Trans fats are the real villain. Though there exist small amounts of trans fats from food, Like 3 percent of fat in dairy and 10 percent of fat in red meat, there’s no evidence pointing that natural versions pose any harm. The harm comes from the man made version, also known as hydrogenated vegetable oil, we often see in margarine and other processed foods.
In 1902 a man named Wilhem discovered that if you add hydrogen to vegetable oil you can turn polyunsaturated fats into saturated fats. Making them solid at room temperature, less likely to become rancid by heat or light, and super cheap to make!
The bad news is that this man made monster has been researched to increase LDL (bad) cholesterol ,decrease HDL (good) cholesterol and promote inflammation in the body. In fact a 2 percent increase in trans fat consumption can increase your risk of heart disease by 23 percent!
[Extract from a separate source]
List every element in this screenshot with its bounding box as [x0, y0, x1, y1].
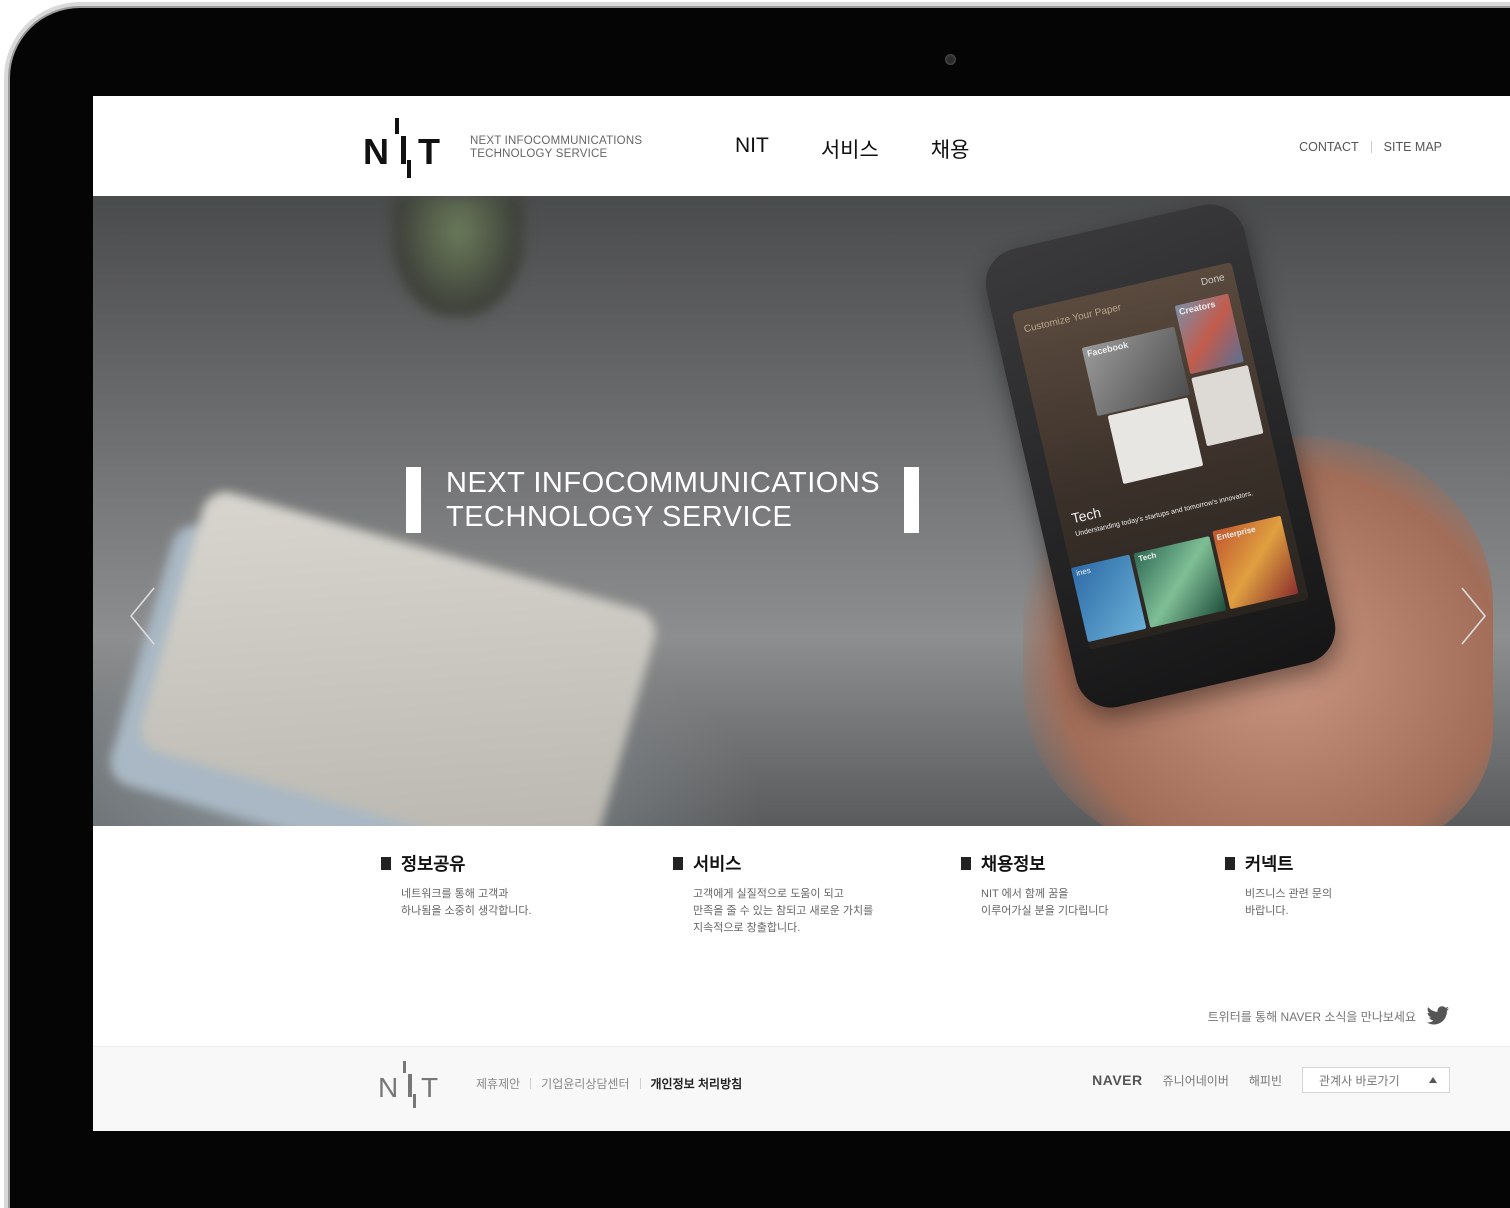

To put this all in simple terms we should be avoiding trans fats and diets dominate in omega 6 fatty acids rather than avoiding fat completely. The fat that we do reduce should be replaced with healthy versions like omega 3 rich foods found in fish, grass fed meats, olives, chia seeds, flax seeds and walnuts. We should also use saturated fats as oil for cooking and stick to using unsaturated fat oils for salad dressings.